The Shale Reporter goes on, “The boom of hydraulic fracturing in the Northeast has created a glut of natural gas that market analysts anticipate will worsen because of new pipeline projects and another mild winter. Natural gas prices could hit a low of $2 per million Btu, according to leading energy analyst Phil Flynn of the Chicago-based Price Futures Group. Flynn anticipates increased deliveries from new pipelines that could help link up about 1,000 uncompleted Marcellus shale wells and bring them online. Last week, the natural gas price remained steady at $3.21 per million British thermal units, and the Energy Information Agency was reporting an 8 percent increase in natural gas storage from a year ago. Flynn said Thursday that he would stand by his $2 prediction, “assuming we don’t get a colder-than-normal winter.” He pointed out that the National Oceanic and Atmospheric Administration had just released its three-month weather report that predicts above-normal temperatures for the Midwest and Northeast from December through February. “Based on what we see with supplies being 8% above the average and at a record high, we should see (gas) prices come back down,” Flynn said.
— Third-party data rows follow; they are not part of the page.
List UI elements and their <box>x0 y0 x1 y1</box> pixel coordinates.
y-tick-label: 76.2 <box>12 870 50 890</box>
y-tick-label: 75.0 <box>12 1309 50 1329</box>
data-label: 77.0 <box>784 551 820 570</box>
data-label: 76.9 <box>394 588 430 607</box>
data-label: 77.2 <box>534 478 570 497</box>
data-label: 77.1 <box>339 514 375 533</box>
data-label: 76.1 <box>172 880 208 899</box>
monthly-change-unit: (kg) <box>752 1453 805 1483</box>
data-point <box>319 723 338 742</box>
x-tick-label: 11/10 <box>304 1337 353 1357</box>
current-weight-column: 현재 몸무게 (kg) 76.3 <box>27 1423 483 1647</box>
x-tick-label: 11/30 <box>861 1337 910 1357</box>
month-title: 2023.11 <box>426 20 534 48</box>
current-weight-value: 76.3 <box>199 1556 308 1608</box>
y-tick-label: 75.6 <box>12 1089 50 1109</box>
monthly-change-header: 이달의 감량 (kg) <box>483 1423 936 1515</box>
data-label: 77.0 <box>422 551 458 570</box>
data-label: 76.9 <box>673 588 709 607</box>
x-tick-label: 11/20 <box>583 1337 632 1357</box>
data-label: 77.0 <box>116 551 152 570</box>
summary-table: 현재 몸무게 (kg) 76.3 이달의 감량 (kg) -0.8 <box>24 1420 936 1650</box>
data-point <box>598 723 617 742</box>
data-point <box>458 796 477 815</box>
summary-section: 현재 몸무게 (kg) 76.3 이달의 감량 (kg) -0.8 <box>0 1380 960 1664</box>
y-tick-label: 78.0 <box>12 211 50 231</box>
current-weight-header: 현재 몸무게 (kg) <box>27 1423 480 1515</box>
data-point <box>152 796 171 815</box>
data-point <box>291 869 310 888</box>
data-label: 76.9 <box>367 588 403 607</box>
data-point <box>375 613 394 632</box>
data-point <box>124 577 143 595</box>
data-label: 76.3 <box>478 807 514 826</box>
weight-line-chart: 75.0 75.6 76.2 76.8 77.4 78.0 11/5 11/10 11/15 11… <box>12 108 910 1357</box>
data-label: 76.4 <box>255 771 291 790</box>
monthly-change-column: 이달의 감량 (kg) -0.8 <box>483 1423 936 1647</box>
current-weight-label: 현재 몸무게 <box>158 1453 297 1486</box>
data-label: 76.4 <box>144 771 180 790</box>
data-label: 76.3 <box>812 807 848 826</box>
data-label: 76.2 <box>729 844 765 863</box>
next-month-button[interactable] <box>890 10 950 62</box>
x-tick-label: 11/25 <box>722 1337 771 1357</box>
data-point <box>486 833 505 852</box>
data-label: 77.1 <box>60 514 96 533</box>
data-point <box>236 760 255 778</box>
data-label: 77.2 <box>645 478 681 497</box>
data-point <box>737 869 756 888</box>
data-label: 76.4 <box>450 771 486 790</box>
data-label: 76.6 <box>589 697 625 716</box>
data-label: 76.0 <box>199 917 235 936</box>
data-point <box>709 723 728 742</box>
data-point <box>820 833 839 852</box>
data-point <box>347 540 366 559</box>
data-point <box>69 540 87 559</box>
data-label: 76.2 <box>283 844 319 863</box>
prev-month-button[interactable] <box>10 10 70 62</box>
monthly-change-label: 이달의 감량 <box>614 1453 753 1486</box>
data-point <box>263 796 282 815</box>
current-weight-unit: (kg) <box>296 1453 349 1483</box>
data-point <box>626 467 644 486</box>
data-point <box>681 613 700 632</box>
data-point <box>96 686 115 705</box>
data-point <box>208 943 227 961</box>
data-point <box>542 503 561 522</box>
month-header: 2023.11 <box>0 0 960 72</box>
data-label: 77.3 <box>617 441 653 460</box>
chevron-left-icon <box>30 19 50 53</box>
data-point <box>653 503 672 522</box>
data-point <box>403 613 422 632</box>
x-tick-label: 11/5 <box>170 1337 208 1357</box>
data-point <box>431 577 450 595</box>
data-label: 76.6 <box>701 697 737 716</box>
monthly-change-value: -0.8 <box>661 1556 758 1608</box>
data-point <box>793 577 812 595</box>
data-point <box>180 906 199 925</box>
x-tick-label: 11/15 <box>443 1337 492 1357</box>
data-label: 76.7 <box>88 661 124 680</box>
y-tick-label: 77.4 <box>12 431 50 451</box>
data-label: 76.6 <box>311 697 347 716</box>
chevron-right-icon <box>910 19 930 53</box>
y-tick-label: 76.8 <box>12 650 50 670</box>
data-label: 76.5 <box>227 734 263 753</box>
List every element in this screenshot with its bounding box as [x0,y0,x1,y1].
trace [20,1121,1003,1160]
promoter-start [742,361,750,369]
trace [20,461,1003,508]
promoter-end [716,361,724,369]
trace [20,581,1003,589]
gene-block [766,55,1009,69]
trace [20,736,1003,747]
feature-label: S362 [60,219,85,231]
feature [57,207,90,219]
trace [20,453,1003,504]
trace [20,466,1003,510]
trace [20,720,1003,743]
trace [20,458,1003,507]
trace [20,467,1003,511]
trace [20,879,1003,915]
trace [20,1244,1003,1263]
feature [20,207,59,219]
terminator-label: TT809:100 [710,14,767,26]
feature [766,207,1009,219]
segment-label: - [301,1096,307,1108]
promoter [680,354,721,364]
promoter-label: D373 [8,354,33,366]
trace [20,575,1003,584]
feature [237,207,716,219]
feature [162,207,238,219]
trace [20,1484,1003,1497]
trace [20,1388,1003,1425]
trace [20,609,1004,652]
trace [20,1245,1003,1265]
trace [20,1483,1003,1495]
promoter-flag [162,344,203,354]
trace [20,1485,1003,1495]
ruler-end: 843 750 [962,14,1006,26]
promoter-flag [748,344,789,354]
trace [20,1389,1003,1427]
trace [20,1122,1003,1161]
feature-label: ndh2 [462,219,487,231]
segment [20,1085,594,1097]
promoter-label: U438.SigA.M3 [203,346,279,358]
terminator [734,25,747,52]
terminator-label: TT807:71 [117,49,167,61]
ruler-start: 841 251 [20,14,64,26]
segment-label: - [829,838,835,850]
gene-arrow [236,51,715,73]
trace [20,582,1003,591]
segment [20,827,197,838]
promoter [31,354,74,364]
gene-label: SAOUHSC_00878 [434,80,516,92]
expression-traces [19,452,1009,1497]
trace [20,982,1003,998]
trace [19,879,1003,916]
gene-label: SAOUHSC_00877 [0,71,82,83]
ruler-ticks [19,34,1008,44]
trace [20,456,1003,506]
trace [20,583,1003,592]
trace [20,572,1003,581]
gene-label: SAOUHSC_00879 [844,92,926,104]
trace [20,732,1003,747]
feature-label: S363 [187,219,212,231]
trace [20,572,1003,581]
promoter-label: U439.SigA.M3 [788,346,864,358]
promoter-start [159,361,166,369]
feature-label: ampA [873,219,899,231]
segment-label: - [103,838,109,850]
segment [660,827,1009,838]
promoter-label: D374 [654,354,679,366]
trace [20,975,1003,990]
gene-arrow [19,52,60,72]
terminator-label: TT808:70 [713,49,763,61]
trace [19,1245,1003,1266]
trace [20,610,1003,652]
The biggest contributing factors, he said, are new pipelines and the non-producing wells these pipelines will make accessible for natural gas extraction.
According to the EIA, “there are over 1,000 natural gas wells that have been drilled in northern Pennsylvania but which are not yet producing natural gas because there is not enough interstate and gathering pipeline infrastructure to accommodate the new production.” New pipelines, such as Inergy Midstream’s Marc 1 pipeline project that runs 39 miles through Pennsylvania’s Bradford, Sullivan and Lycoming counties, are set for completion by year’s end.
In an email, Inergy responded to Flynn’s prediction: “New pipelines like Inergy’s MARC I will benefit Marcellus producers by helping them move their gas to demand markets. By providing greater market access, new pipeline infrastructure can offer Marcellus producers alternatives to curtailing production when natural gas prices are low.” Even if the pipelines allow many of the currently non-producing Marcellus shale wells to be tapped, there is no certainty on the production or rate of decline for each well, which can vary considerably.”
“In the end,” Inergy wrote,”the market determines how much Marcellus shale gas is produced, not the pipelines that link supply regions and demand centers.” Predicting the future of natural gas prices, although much like predicting the weather, is not nearly as easy as looking out the window.